İran protestolarında öne çıkan hususlardan biri de İran öğrenci hareketinin tekrar canlanması ve 12 senelik bir aradan sonra politik uzama geri dönüşü oldu. İran’da orta sınıfın taleplerini temsil eden en önemli toplumsal hareket olan öğrenci hareketi 1979 devriminde olduğu gibi İslam Cumhuriyeti döneminde de siyasal arenanın etkin aktörleri sırasında yer almıştır. Fakat 2009 Yeşil Hareketi olayları sırasında sert bir şekilde bastırılması neticesinde siyasal olayların dışına itilmişti. İranlı sosyologların önemli bir bölümünün de üzerinde durduğu gibi Yeşil Hareketi’nin bastırılması, orta sınıf ve bu sınıfın öğrenci hareketi gibi toplumsal/siyasal aktörlerinin ülkede reformların gerçekleşebileceğine dair derin bir ümitsizliğe kapılmasına ve devletin artık reform kapasitesini kaybettiği kanısının güçlenmesine yol açtı. Ahmedinejad’ın dört yıllık ikinci dönem cumhurbaşkanlığı ve Hasan Ruhani’nin sekiz senelik cumhurbaşkanlığı döneminde üniversite kampüsleri İslam Cumhuriyeti yöneticilerinin çok da alışık olmadığı bir biçimde öğrenci protestolarına tanıklık etmedi. Fakat son üç ay içinde İran’da gerçekleşen protestolarda İran öğrenci hareketinin geçmiş rolünü geri kazandığı ve bu protestoların önemli ayaklarından birini üniversite kampüslerinin oluşturduğu görünmektedir. Nitekim İran’da insan hakları üzerinde çalışan merkezlerin paylaştığı bilgilere göre son üç ay içinde İran’ın 143 üniversitesinde rejim karşıtı gösteriler gerçekleşmiş ve 600’ün üzerinde öğrenci güvenlik güçleri tarafından gözaltına alınmıştır [4]. Son İran protestolarında, özellikle de öğrenci hareketi bağlamında dikkat çeken yeni bir boyut rejim karşıtı gösterilerin sadece üniversite öğrencileriyle sınırlı olmadığı lise ve ortaokul öğrencilerinin de katılım sağladığı olmuştur. Lise ve ortaokul öğrencilerinin “ölüm olsun diktatöre” sloganıyla okullarda ve caddelerde ülkenin en üst otoritesine meydan okuyarak yaptığı rejim karşıtı gösteriler,  üniversiteler kadar yaygın ve kalabalık katılımcıya sahip olmasa da simgesel açıdan önem taşımıştır ve sosyal medyada yayınlanan videoları geniş yankı bulmuştur [5].
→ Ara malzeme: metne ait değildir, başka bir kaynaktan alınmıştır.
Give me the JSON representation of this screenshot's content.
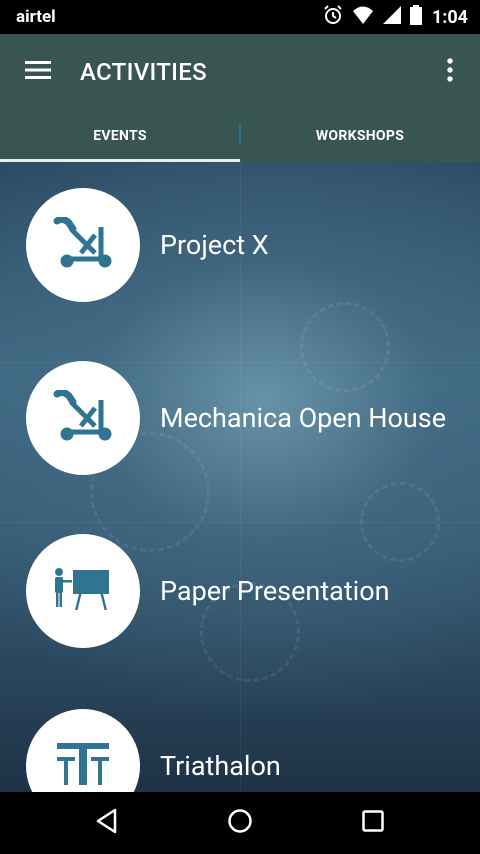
{
  "status_bar": {
    "carrier": "airtel",
    "time": "1:04"
  },
  "app_bar": {
    "title": "ACTIVITIES"
  },
  "tabs": [
    {
      "label": "EVENTS",
      "active": true
    },
    {
      "label": "WORKSHOPS",
      "active": false
    }
  ],
  "events": [
    {
      "label": "Project X",
      "icon": "catapult-icon"
    },
    {
      "label": "Mechanica Open House",
      "icon": "catapult-icon"
    },
    {
      "label": "Paper Presentation",
      "icon": "presentation-board-icon"
    },
    {
      "label": "Triathalon",
      "icon": "triathalon-icon"
    }
  ],
  "colors": {
    "app_bar": "#385552",
    "icon": "#2f7591",
    "tab_divider": "#1f74a4"
  }
}
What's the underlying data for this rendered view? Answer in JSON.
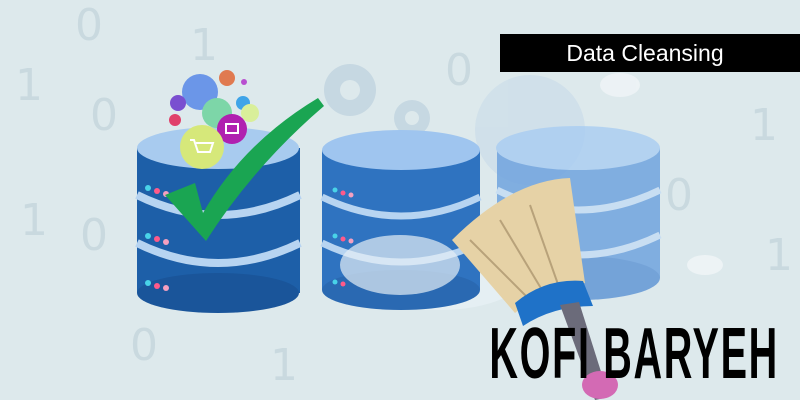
{
  "banner": {
    "title": "Data Cleansing",
    "author": "KOFI BARYEH"
  },
  "background_digits": [
    "0",
    "1",
    "1",
    "0",
    "1",
    "0",
    "0",
    "1",
    "0",
    "1",
    "1",
    "0"
  ],
  "colors": {
    "background": "#dde9ec",
    "db_dark": "#1d5fa8",
    "db_light": "#9cc3ee",
    "check": "#1aa552",
    "broom": "#e6d2a6",
    "title_bg": "#000000"
  }
}
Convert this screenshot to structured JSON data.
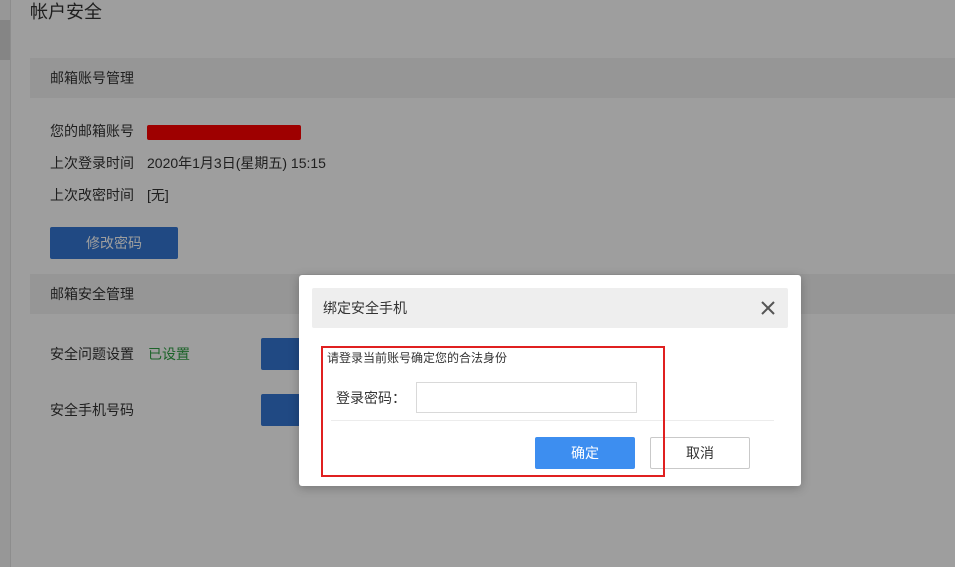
{
  "page": {
    "title": "帐户安全"
  },
  "mail_account_section": {
    "header": "邮箱账号管理",
    "rows": [
      {
        "label": "您的邮箱账号",
        "value": ""
      },
      {
        "label": "上次登录时间",
        "value": "2020年1月3日(星期五) 15:15"
      },
      {
        "label": "上次改密时间",
        "value": "[无]"
      }
    ],
    "change_password_button": "修改密码"
  },
  "mail_security_section": {
    "header": "邮箱安全管理",
    "security_question_label": "安全问题设置",
    "security_question_status": "已设置",
    "security_phone_label": "安全手机号码"
  },
  "dialog": {
    "title": "绑定安全手机",
    "hint": "请登录当前账号确定您的合法身份",
    "password_label": "登录密码：",
    "password_value": "",
    "confirm_button": "确定",
    "cancel_button": "取消"
  },
  "colors": {
    "primary": "#3477d4",
    "confirm": "#3d8ef0",
    "status_green": "#2ea043",
    "highlight_red": "#e02020",
    "redaction_red": "#ff0000"
  },
  "icons": {
    "close": "close-icon"
  }
}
Üç aya yakın bir süredir İran’ı dünyanın önemli gündem maddelerinden biri hâline getiren bu protestoları, eski protestolardan farklı kılan önemli hususlardan biri de protestocuların özellikle Devrim Muhafızları Ordusu’na bağlı sivil milislerden oluşan Besic Örgütü mensuplarına karşı gösterdiği tepki ve bu tepkinin rejim muhaliflerince meşru savunma hakkı olarak değerlendirilmesidir. Geçmiş protestolarda toplumsal tabanın referans alabileceği kişiler, gruplar ve medyanın söylemlerinde güvenlik güçlerinin güç kullanmasına karşılık, protestocuların güç ve şiddetle karşılık vermesi güvenlik güçlerinin şiddetini arttırmasına imkân tanıyacağı için protestocular güvenlik güçlerine karşı şiddetten uzak durmaya davet edilmişti. Fakat bugün İran sokaklarında devam eden protestolarda hem güvenlik güçlerinin aşırı şiddet kullanması, hem çocuklar, kadınlar ve yaşlılara karşı sert müdahalelerde bulunmasının yol açtığı genel öfke hem de toplumsal tabanın referans alabileceği kişi, grup ve medyaların söyleminde yaşanan değişimler neticesinde protestocuların güvenlik güçlerinin şiddet kullanmasına karşı şiddet kullanmaktan çekinmedikleri hatta siyasal aktörler ve rejim muhalifi medyalar tarafından bu yönde teşvik edildikleri görünmektedir. Nitekim bugüne kadar protestolarda hayatını kaybeden 502 kişiden 62 kişi güvenlik güçlerine mensuptur ve güvenlik güçleri ile protestocular arasında çıkan çatışmalarda öldürülmüştür. İran’da protestoların yönlendirilmesinde etkin bir rolü bulunan ve İran kamuoyunu ciddi bir şekilde etkileme potansiyeline sahip olan merkezi Londra’da bulunan ve Farsça yayın yapan İran International TV kanalının yayınları ve bu televizyon kanalına konuk olan siyasi ve uzman figürlerin söylemi incelendiğinde meşru savunma hakkına önemli bir vurgunun yapıldığı gözlemlenmektedir.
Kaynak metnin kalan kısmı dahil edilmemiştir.